Ottawa to guarantee native mortgages - $300-million plan
John Ivison, National Post, April 20, 2007

OTTAWA - The Conservative government will today reveal details of a plan that will enable Aboriginal Canadians living on reserves to buy their own homes for the first time in what Jim Prentice, the Indian Affairs Minister, asserts is "one of the most important structural changes in a generation."

At the moment, banks are reluctant to lend to First Nations individuals because the Indian Act prevents them from launching enforcement proceedings in event of default. Individual bands own the land on reserves and Section 86 of the Act was inserted to prevent banks from taking over Indian land piecemeal. However, it has meant that home ownership is all but nonexistent on reserves.

The new initiative will take $300-million earmarked for Aboriginal housing in last month's budget and create a "default fund" administered by a board of independent trustees.

Mr. Prentice said the money will be used to leverage up to seven times that amount from banks that have signed up for the initiative. This will free up as much as $2-billion for First Nations borrowers who want to take out mortgages. If a borrower defaults on the loan, the banks will be repaid from the default fund and the government will in turn seek payment from First Nations that sign up for the program.

The scheme is being tested in a pilot project at the Kamloops Indian Band in British Columbia and Mr. Prentice said he is confident there will be demand in Aboriginal communities.

Kamloops band members could not be reached to discuss the trial.

The new plan is evidence of Mr. Prentice's alternative to the $5-billion Kelowna Accord signed by former prime minister Paul Martin, the provinces and a number of Aboriginal groups shortly before the 2006 election.

It envisaged spending hundreds of millions of dollars on new housing to address the growing shortage of between 20,000 to 35,000 units.

Mr. Prentice said this would simply "pour more money in the top of the funnel" in the form of fiscal transfers from the federal government.

The Indian Affairs Minister has made a number of structural reforms, such as moves to grant matrimonial property rights to women on reserves, that he believes are necessary as pre-conditions for true First Nations self-government.

"This will allow people on reserves to build up their own equity and be able to draw on a mortgage to start a business. I'm under no illusions that this is an answer to all the social housing needs of all First Nations communities.

"But clearly we are trying to empower First Nations citizens to have the same access to education and job opportunities as other Canadians," he said in an interview yesterday.

"The ultimate goal is to have strong, self-governing First Nation communities."

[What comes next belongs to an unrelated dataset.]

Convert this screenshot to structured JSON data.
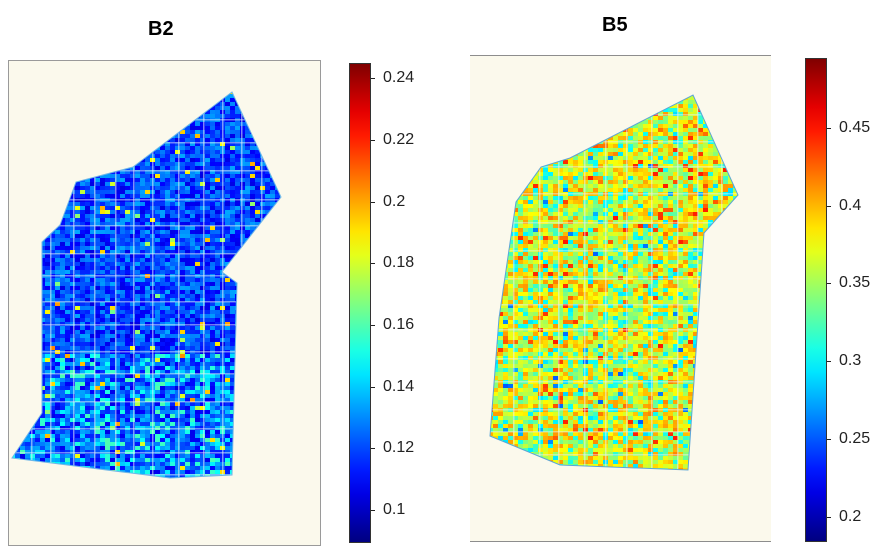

Mr. Prentice said Aboriginal communities have to build their own tax base to pay for services. "The capacity to raise your own money is part of self-government. Part of the challenge we face today is that there are many First Nation communities that receive a disproportionate amount of their finances as direct transfers from the government of Canada.

Over time, these communities will have to emerge as communities with property ownership, where people pay taxes or collect rents to contribute to the cost of running their communities," he said.

"My observation from what I've seen over the years is that those communities who are poorest are those communities that depend on government for transfers.

"We cannot eradicate poverty amongst Aboriginal people simply by transferring dollars from the federal treasury. We have to empower individuals to create wealth in their communities. This, for all of us as Canadians, is a core thing."